The development of small molecules that can selectively target G‐quadruplex (G4) DNAs has drawn considerable attention due to their unique physiological and pathological functions. However, only a few molecules have been found to selectively bind a particular G4 DNA structure. We have developed a fluorescence ligand Q1, a molecular scaffold with a carbazole–pyridine core bridged by a phenylboronic acid side chain, that acts as a selective ascaris telomere antiparallel G4 DNA ASC20 ligand with about 18 nm blue‐shifted and enhanced fluorescence intensity. Photophysical properties revealed that Q1 was sensitive to the microenvironment and gave the best selectivity to ASC20 with an equilibrium binding constant Ka=6.04×105 M−1. Time‐resolved fluorescence studies also demonstrated that Q1 showed a longer fluorescence lifetime in the presence of ASC20. The binding characteristics of Q1 with ASC20 were shown in detail in a fluorescent intercalator displacement (FID) assay, a 2‐Ap titration experiment and by molecular docking. Ligand Q1 could adopt an appropriate pose at terminal G‐quartets of ASC20 through multiple interactions including π–π stacking between aromatic rings; this led to strong fluorescence enhancement.

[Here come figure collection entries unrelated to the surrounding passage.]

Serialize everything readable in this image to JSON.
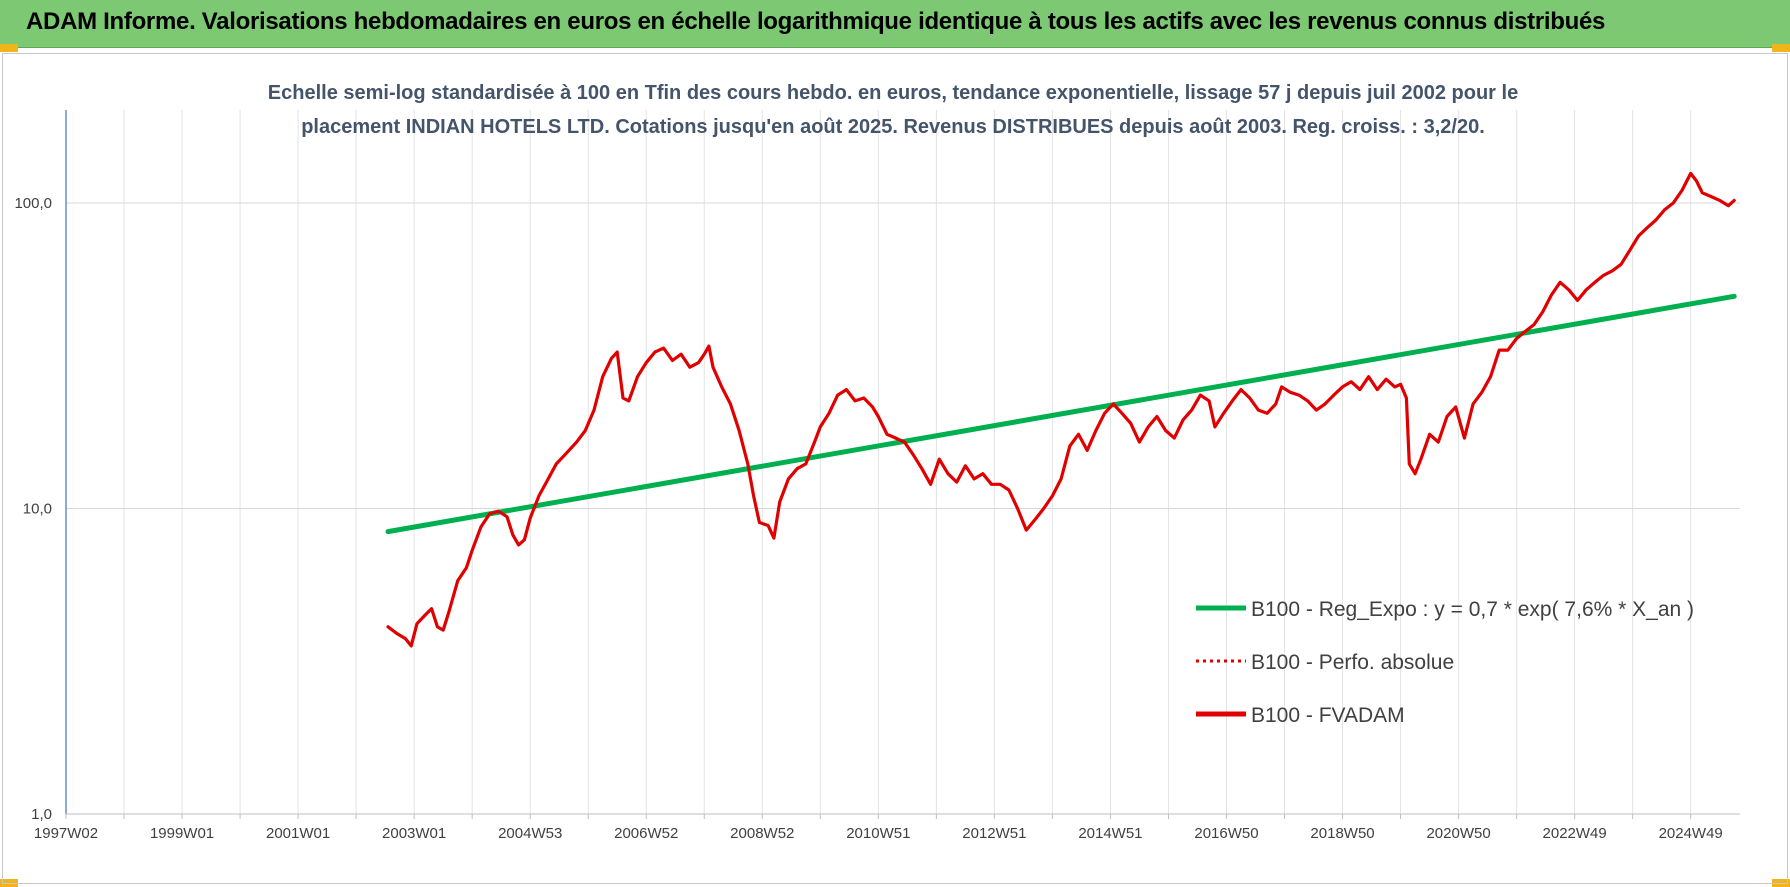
{
  "header": {
    "title": "ADAM Informe. Valorisations hebdomadaires en euros en échelle logarithmique identique à tous les actifs avec les revenus connus distribués",
    "background": "#7dc872",
    "corner_color": "#f1b51c"
  },
  "chart_data": {
    "type": "line",
    "title_lines": [
      "Echelle semi-log standardisée à 100 en Tfin des cours hebdo. en euros, tendance exponentielle, lissage 57 j depuis juil 2002 pour le",
      "placement INDIAN HOTELS LTD. Cotations jusqu'en août 2025. Revenus DISTRIBUES depuis août 2003. Reg. croiss. : 3,2/20."
    ],
    "y_scale": "log",
    "ylim": [
      1,
      180
    ],
    "y_ticks": [
      {
        "value": 1,
        "label": "1,0"
      },
      {
        "value": 10,
        "label": "10,0"
      },
      {
        "value": 100,
        "label": "100,0"
      }
    ],
    "xlim": [
      1997.0,
      2025.85
    ],
    "x_ticks": [
      {
        "value": 1997.0,
        "label": "1997W02"
      },
      {
        "value": 1999.0,
        "label": "1999W01"
      },
      {
        "value": 2001.0,
        "label": "2001W01"
      },
      {
        "value": 2003.0,
        "label": "2003W01"
      },
      {
        "value": 2005.0,
        "label": "2004W53"
      },
      {
        "value": 2007.0,
        "label": "2006W52"
      },
      {
        "value": 2009.0,
        "label": "2008W52"
      },
      {
        "value": 2011.0,
        "label": "2010W51"
      },
      {
        "value": 2013.0,
        "label": "2012W51"
      },
      {
        "value": 2015.0,
        "label": "2014W51"
      },
      {
        "value": 2017.0,
        "label": "2016W50"
      },
      {
        "value": 2019.0,
        "label": "2018W50"
      },
      {
        "value": 2021.0,
        "label": "2020W50"
      },
      {
        "value": 2023.0,
        "label": "2022W49"
      },
      {
        "value": 2025.0,
        "label": "2024W49"
      }
    ],
    "grid": true,
    "legend_position": "bottom-right",
    "series": [
      {
        "name": "B100 - Reg_Expo : y = 0,7 * exp( 7,6% *  X_an )",
        "color": "#00b050",
        "style": "solid",
        "points": [
          [
            2002.55,
            8.4
          ],
          [
            2025.75,
            49.5
          ]
        ]
      },
      {
        "name": "B100 - Perfo. absolue",
        "color": "#e00000",
        "style": "dotted",
        "points": []
      },
      {
        "name": "B100 - FVADAM",
        "color": "#e00000",
        "style": "solid",
        "points": [
          [
            2002.55,
            4.1
          ],
          [
            2002.7,
            3.9
          ],
          [
            2002.85,
            3.75
          ],
          [
            2002.95,
            3.55
          ],
          [
            2003.05,
            4.2
          ],
          [
            2003.2,
            4.5
          ],
          [
            2003.3,
            4.7
          ],
          [
            2003.4,
            4.1
          ],
          [
            2003.5,
            4.0
          ],
          [
            2003.6,
            4.6
          ],
          [
            2003.75,
            5.8
          ],
          [
            2003.9,
            6.4
          ],
          [
            2004.0,
            7.3
          ],
          [
            2004.15,
            8.7
          ],
          [
            2004.3,
            9.6
          ],
          [
            2004.45,
            9.8
          ],
          [
            2004.6,
            9.4
          ],
          [
            2004.7,
            8.2
          ],
          [
            2004.8,
            7.6
          ],
          [
            2004.9,
            7.9
          ],
          [
            2005.0,
            9.3
          ],
          [
            2005.15,
            11.0
          ],
          [
            2005.3,
            12.4
          ],
          [
            2005.45,
            14.0
          ],
          [
            2005.6,
            15.0
          ],
          [
            2005.8,
            16.5
          ],
          [
            2005.95,
            18.0
          ],
          [
            2006.1,
            21.0
          ],
          [
            2006.25,
            27.0
          ],
          [
            2006.4,
            31.0
          ],
          [
            2006.5,
            32.5
          ],
          [
            2006.6,
            23.0
          ],
          [
            2006.7,
            22.5
          ],
          [
            2006.85,
            27.0
          ],
          [
            2007.0,
            30.0
          ],
          [
            2007.15,
            32.5
          ],
          [
            2007.3,
            33.5
          ],
          [
            2007.45,
            30.5
          ],
          [
            2007.6,
            32.0
          ],
          [
            2007.75,
            29.0
          ],
          [
            2007.9,
            30.0
          ],
          [
            2008.0,
            32.0
          ],
          [
            2008.08,
            34.0
          ],
          [
            2008.15,
            29.0
          ],
          [
            2008.3,
            25.0
          ],
          [
            2008.45,
            22.0
          ],
          [
            2008.6,
            18.0
          ],
          [
            2008.75,
            14.0
          ],
          [
            2008.85,
            11.0
          ],
          [
            2008.95,
            9.0
          ],
          [
            2009.1,
            8.8
          ],
          [
            2009.2,
            8.0
          ],
          [
            2009.3,
            10.5
          ],
          [
            2009.45,
            12.5
          ],
          [
            2009.6,
            13.5
          ],
          [
            2009.75,
            14.0
          ],
          [
            2009.9,
            16.5
          ],
          [
            2010.0,
            18.5
          ],
          [
            2010.15,
            20.5
          ],
          [
            2010.3,
            23.5
          ],
          [
            2010.45,
            24.5
          ],
          [
            2010.6,
            22.5
          ],
          [
            2010.75,
            23.0
          ],
          [
            2010.9,
            21.5
          ],
          [
            2011.0,
            20.0
          ],
          [
            2011.15,
            17.5
          ],
          [
            2011.3,
            17.0
          ],
          [
            2011.45,
            16.5
          ],
          [
            2011.6,
            15.0
          ],
          [
            2011.75,
            13.5
          ],
          [
            2011.9,
            12.0
          ],
          [
            2012.05,
            14.5
          ],
          [
            2012.2,
            13.0
          ],
          [
            2012.35,
            12.2
          ],
          [
            2012.5,
            13.8
          ],
          [
            2012.65,
            12.5
          ],
          [
            2012.8,
            13.0
          ],
          [
            2012.95,
            12.0
          ],
          [
            2013.1,
            12.0
          ],
          [
            2013.25,
            11.5
          ],
          [
            2013.4,
            10.0
          ],
          [
            2013.55,
            8.5
          ],
          [
            2013.7,
            9.2
          ],
          [
            2013.85,
            10.0
          ],
          [
            2014.0,
            11.0
          ],
          [
            2014.15,
            12.5
          ],
          [
            2014.3,
            16.0
          ],
          [
            2014.45,
            17.5
          ],
          [
            2014.6,
            15.5
          ],
          [
            2014.75,
            18.0
          ],
          [
            2014.9,
            20.5
          ],
          [
            2015.05,
            22.0
          ],
          [
            2015.2,
            20.5
          ],
          [
            2015.35,
            19.0
          ],
          [
            2015.5,
            16.5
          ],
          [
            2015.65,
            18.5
          ],
          [
            2015.8,
            20.0
          ],
          [
            2015.95,
            18.0
          ],
          [
            2016.1,
            17.0
          ],
          [
            2016.25,
            19.5
          ],
          [
            2016.4,
            21.0
          ],
          [
            2016.55,
            23.5
          ],
          [
            2016.7,
            22.5
          ],
          [
            2016.8,
            18.5
          ],
          [
            2016.95,
            20.5
          ],
          [
            2017.1,
            22.5
          ],
          [
            2017.25,
            24.5
          ],
          [
            2017.4,
            23.0
          ],
          [
            2017.55,
            21.0
          ],
          [
            2017.7,
            20.5
          ],
          [
            2017.85,
            22.0
          ],
          [
            2017.95,
            25.0
          ],
          [
            2018.1,
            24.0
          ],
          [
            2018.25,
            23.5
          ],
          [
            2018.4,
            22.5
          ],
          [
            2018.55,
            21.0
          ],
          [
            2018.7,
            22.0
          ],
          [
            2018.85,
            23.5
          ],
          [
            2019.0,
            25.0
          ],
          [
            2019.15,
            26.0
          ],
          [
            2019.3,
            24.5
          ],
          [
            2019.45,
            27.0
          ],
          [
            2019.6,
            24.5
          ],
          [
            2019.75,
            26.5
          ],
          [
            2019.9,
            25.0
          ],
          [
            2020.0,
            25.5
          ],
          [
            2020.1,
            23.0
          ],
          [
            2020.15,
            14.0
          ],
          [
            2020.25,
            13.0
          ],
          [
            2020.35,
            14.5
          ],
          [
            2020.5,
            17.5
          ],
          [
            2020.65,
            16.5
          ],
          [
            2020.8,
            20.0
          ],
          [
            2020.95,
            21.5
          ],
          [
            2021.1,
            17.0
          ],
          [
            2021.25,
            22.0
          ],
          [
            2021.4,
            24.0
          ],
          [
            2021.55,
            27.0
          ],
          [
            2021.7,
            33.0
          ],
          [
            2021.85,
            33.0
          ],
          [
            2022.0,
            36.0
          ],
          [
            2022.15,
            38.0
          ],
          [
            2022.3,
            40.0
          ],
          [
            2022.45,
            44.0
          ],
          [
            2022.6,
            50.0
          ],
          [
            2022.75,
            55.0
          ],
          [
            2022.9,
            52.0
          ],
          [
            2023.05,
            48.0
          ],
          [
            2023.2,
            52.0
          ],
          [
            2023.35,
            55.0
          ],
          [
            2023.5,
            58.0
          ],
          [
            2023.65,
            60.0
          ],
          [
            2023.8,
            63.0
          ],
          [
            2023.95,
            70.0
          ],
          [
            2024.1,
            78.0
          ],
          [
            2024.25,
            83.0
          ],
          [
            2024.4,
            88.0
          ],
          [
            2024.55,
            95.0
          ],
          [
            2024.7,
            100.0
          ],
          [
            2024.85,
            110.0
          ],
          [
            2025.0,
            125.0
          ],
          [
            2025.1,
            118.0
          ],
          [
            2025.2,
            108.0
          ],
          [
            2025.35,
            105.0
          ],
          [
            2025.5,
            102.0
          ],
          [
            2025.65,
            98.0
          ],
          [
            2025.75,
            102.0
          ]
        ]
      }
    ]
  }
}
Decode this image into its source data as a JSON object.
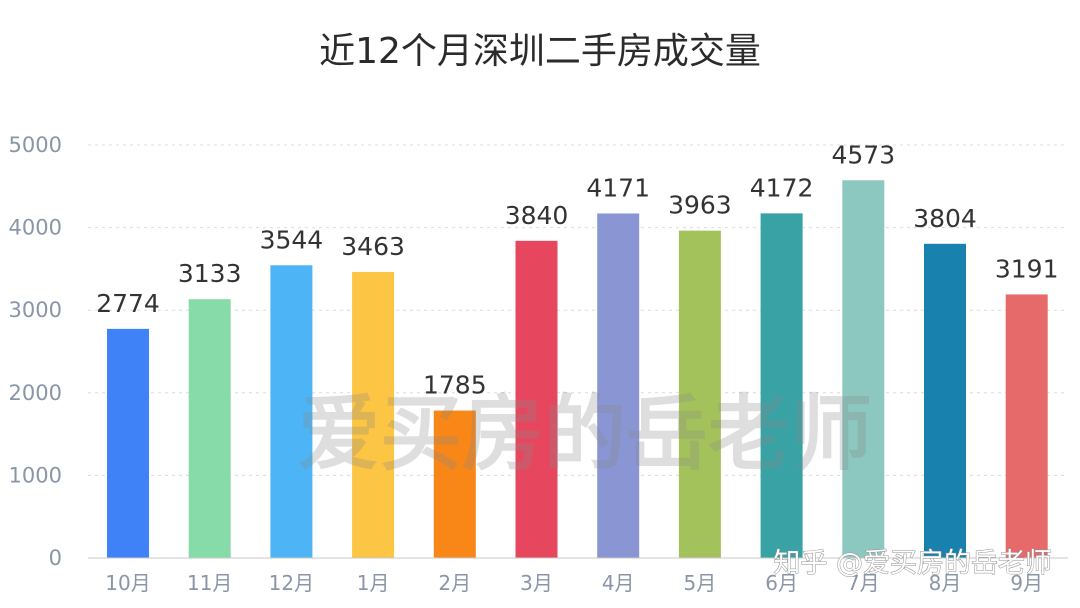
{
  "chart_data": {
    "type": "bar",
    "title": "近12个月深圳二手房成交量",
    "categories": [
      "10月",
      "11月",
      "12月",
      "1月",
      "2月",
      "3月",
      "4月",
      "5月",
      "6月",
      "7月",
      "8月",
      "9月"
    ],
    "values": [
      2774,
      3133,
      3544,
      3463,
      1785,
      3840,
      4171,
      3963,
      4172,
      4573,
      3804,
      3191
    ],
    "colors": [
      "#3f82f7",
      "#86dba8",
      "#4db5f5",
      "#fcc543",
      "#f98717",
      "#e6475e",
      "#8a95d4",
      "#a3c25b",
      "#38a2a5",
      "#8dc8c0",
      "#1981ad",
      "#e76a6a"
    ],
    "ylim": [
      0,
      5000
    ],
    "yticks": [
      0,
      1000,
      2000,
      3000,
      4000,
      5000
    ],
    "grid": true,
    "legend": "none"
  },
  "watermark": "爱买房的岳老师",
  "corner_watermark": "知乎 @爱买房的岳老师"
}
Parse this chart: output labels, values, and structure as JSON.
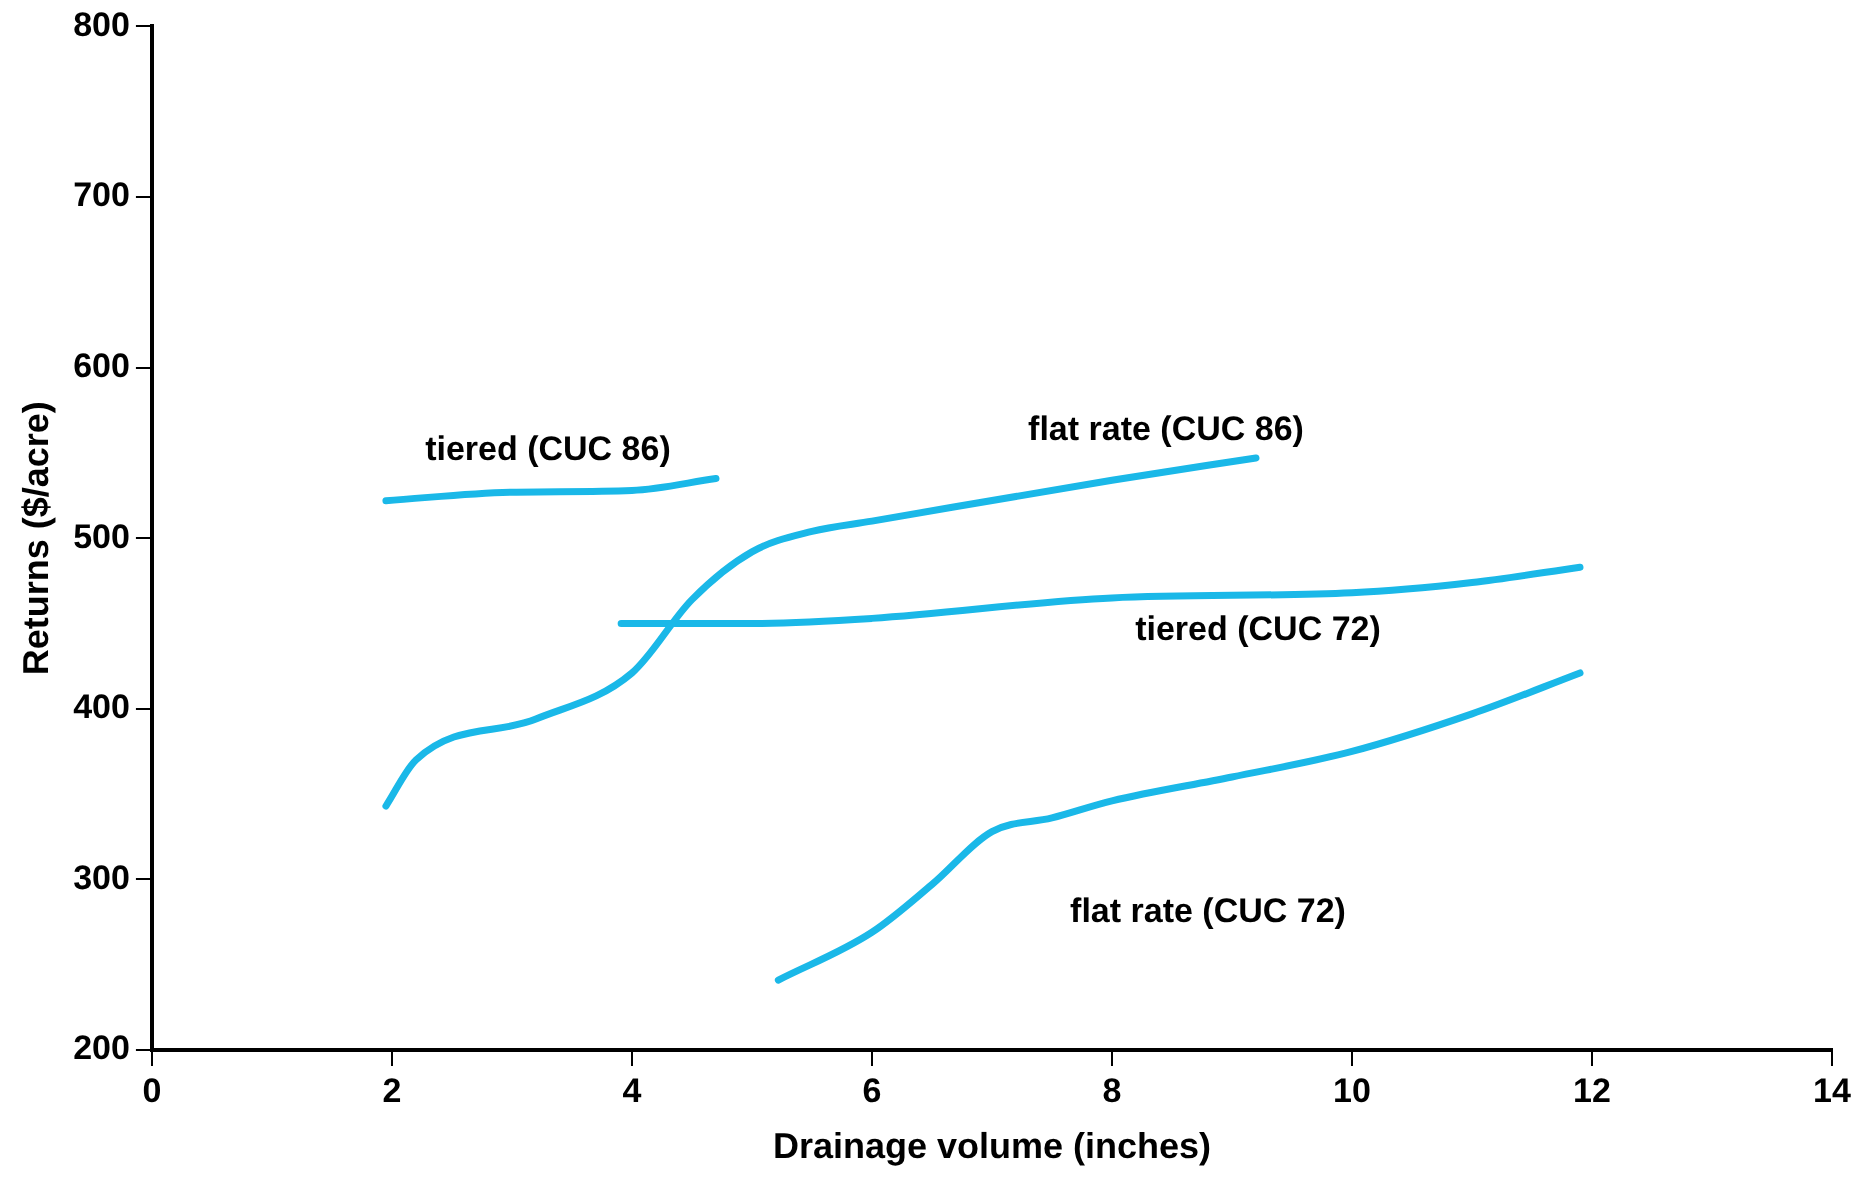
{
  "chart_data": {
    "type": "line",
    "xlabel": "Drainage volume (inches)",
    "ylabel": "Returns ($/acre)",
    "xlim": [
      0,
      14
    ],
    "xticks": [
      0,
      2,
      4,
      6,
      8,
      10,
      12,
      14
    ],
    "ylim": [
      200,
      800
    ],
    "yticks": [
      200,
      300,
      400,
      500,
      600,
      700,
      800
    ],
    "grid": false,
    "legend": false,
    "marker": "none",
    "line_style": "solid",
    "series": [
      {
        "name": "tiered (CUC 86)",
        "color": "#1ab8e8",
        "x": [
          1.95,
          3,
          4,
          4.7
        ],
        "values": [
          522,
          527,
          528,
          535
        ]
      },
      {
        "name": "flat rate (CUC 86)",
        "color": "#1ab8e8",
        "x": [
          1.95,
          2.2,
          3.2,
          4,
          4.5,
          5,
          5.5,
          6,
          8,
          9.2
        ],
        "values": [
          343,
          370,
          394,
          421,
          464,
          492,
          504,
          510,
          534,
          547
        ]
      },
      {
        "name": "tiered (CUC 72)",
        "color": "#1ab8e8",
        "x": [
          3.91,
          5,
          6,
          8,
          10,
          11,
          11.9
        ],
        "values": [
          450,
          450,
          453,
          465,
          468,
          474,
          483
        ]
      },
      {
        "name": "flat rate (CUC 72)",
        "color": "#1ab8e8",
        "x": [
          5.22,
          6,
          6.5,
          7,
          7.5,
          8,
          9,
          10,
          11,
          11.9
        ],
        "values": [
          241,
          269,
          297,
          328,
          336,
          346,
          360,
          375,
          397,
          421
        ]
      }
    ]
  }
}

In addition, a co‐staining image showed that Q1 is mainly distributed in the cytoplasm. Accordingly, this work provides insights for the development of ligands that selectively targeting a specific G4 DNA structure. Selective G4 DNA ligands: We report a novel microenvironment‐sensitive fluorescent ligand (Q1) that shows selectivity to ascaris telomere antiparallel G4 DNA ASC20 through enhanced fluorescence intensity along with about 18 nm blue‐shifted properties. The detailed interactions of Q1 with ASC20 G4 DNA are illustrated, and the results demonstrate that Q1 mainly binds at the terminals of ASC20 through an end‐stacking mode.